On May 29, a Namibian disciplinary hearing ruled that 21 workers employed by Meatco, at the Windhoek abattoir in Namibia, had participated in an illegal strike in April and should be dismissed. Two days later, a further 10 workers at an abattoir were sacked even though the chairperson of the disciplinary hearing, Sisa Namandje, had recommended that they be issued written warnings and subjected to a fine.

The walkout had been triggered by the suspension of a shop steward, Ebenhardt Kanguru, who had been accused of assaulting another employee. A few hours later, the employee who made the original complaint had retracted his accusation and the workers demanded that the suspension be lifted, but Meatco management refused.
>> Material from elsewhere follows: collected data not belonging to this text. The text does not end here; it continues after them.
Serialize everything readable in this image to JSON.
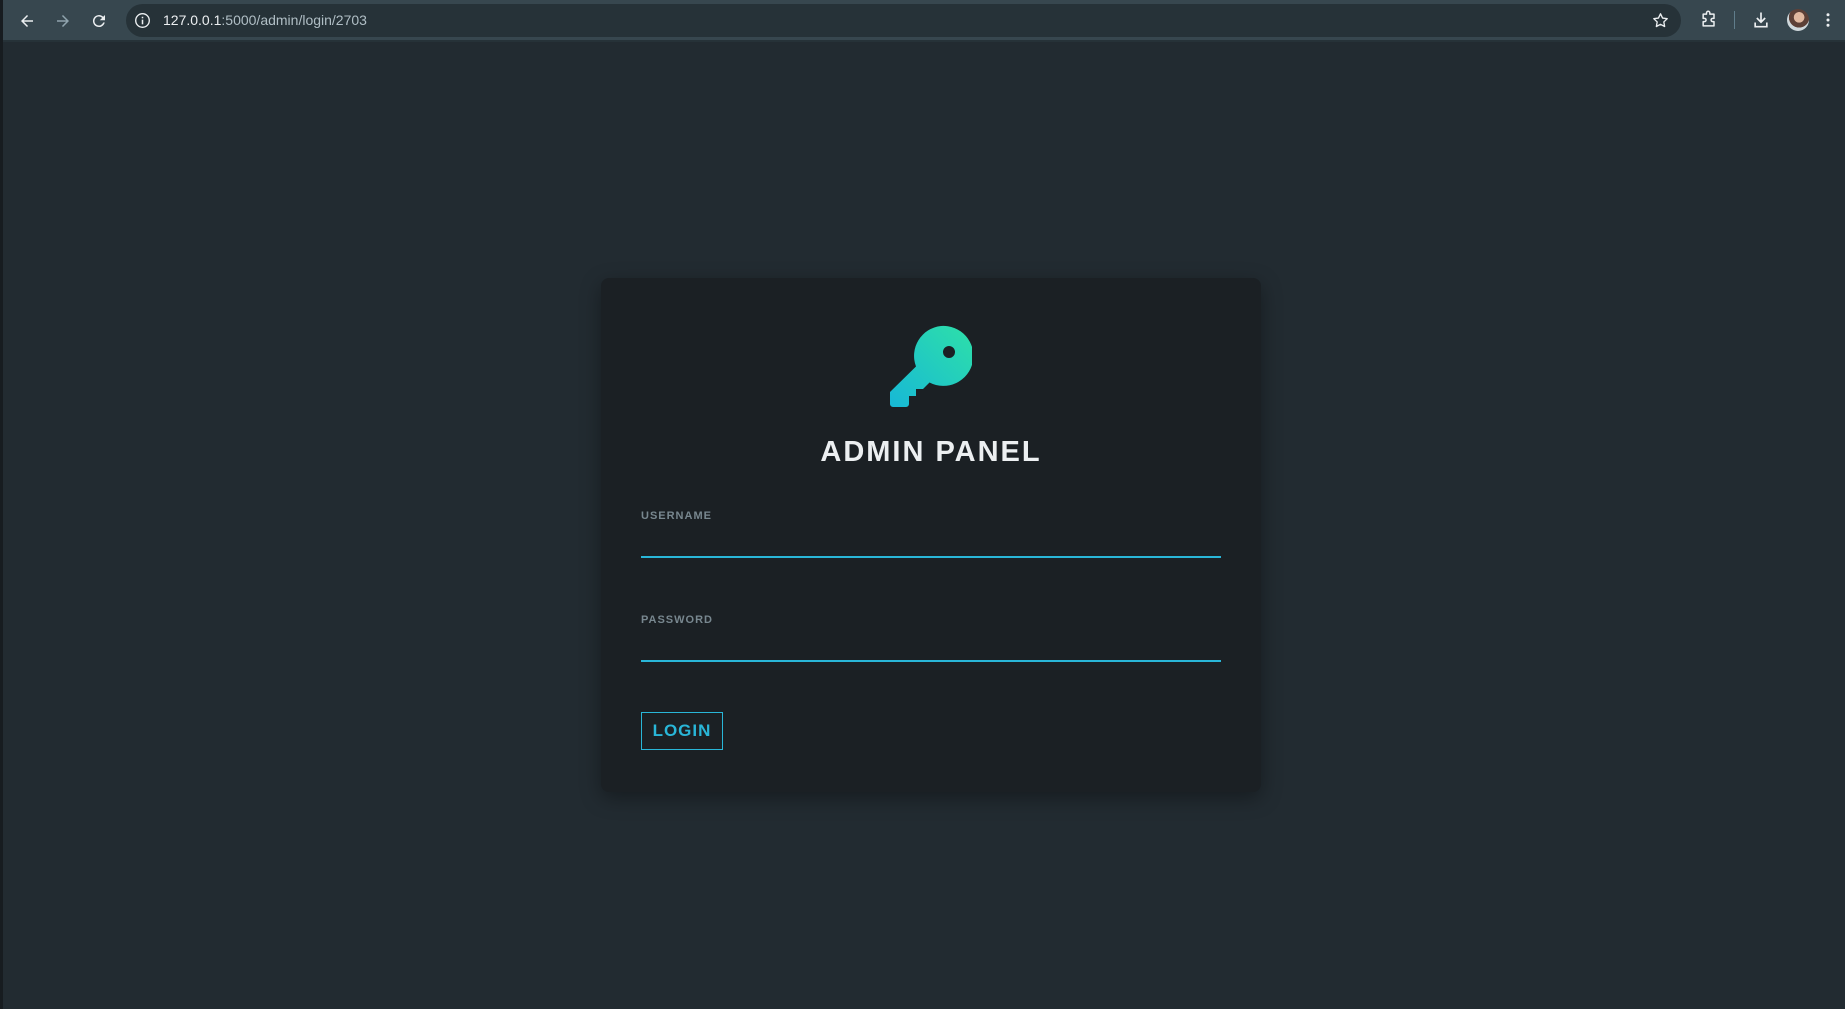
{
  "browser": {
    "url_host": "127.0.0.1",
    "url_path": ":5000/admin/login/2703",
    "icons": {
      "back": "arrow-left-icon",
      "forward": "arrow-right-icon",
      "reload": "reload-icon",
      "site_info": "info-icon",
      "bookmark": "star-icon",
      "extensions": "puzzle-icon",
      "downloads": "download-icon",
      "menu": "kebab-menu-icon"
    }
  },
  "login": {
    "icon": "key-icon",
    "title": "ADMIN PANEL",
    "username_label": "USERNAME",
    "username_value": "",
    "password_label": "PASSWORD",
    "password_value": "",
    "button_label": "LOGIN"
  },
  "colors": {
    "background": "#222b31",
    "card": "#1b2024",
    "accent": "#29b6d8",
    "key_gradient_start": "#2ee0a8",
    "key_gradient_end": "#17b8d6"
  }
}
As a result, 119 employees on the sheep and cattle slaughter floors began strike action on April 19 to demand the shop steward’s reinstatement. The slaughter of animals was stopped entirely by the strike. The abattoir is capable of slaughtering 430 cattle and 1,400 sheep per day, and the strike cost the company more than N$30 million (US$4.3 million).

The company immediately claimed that the strike was illegal and issued notices demanding workers return to their jobs.The workers returned to work the following day.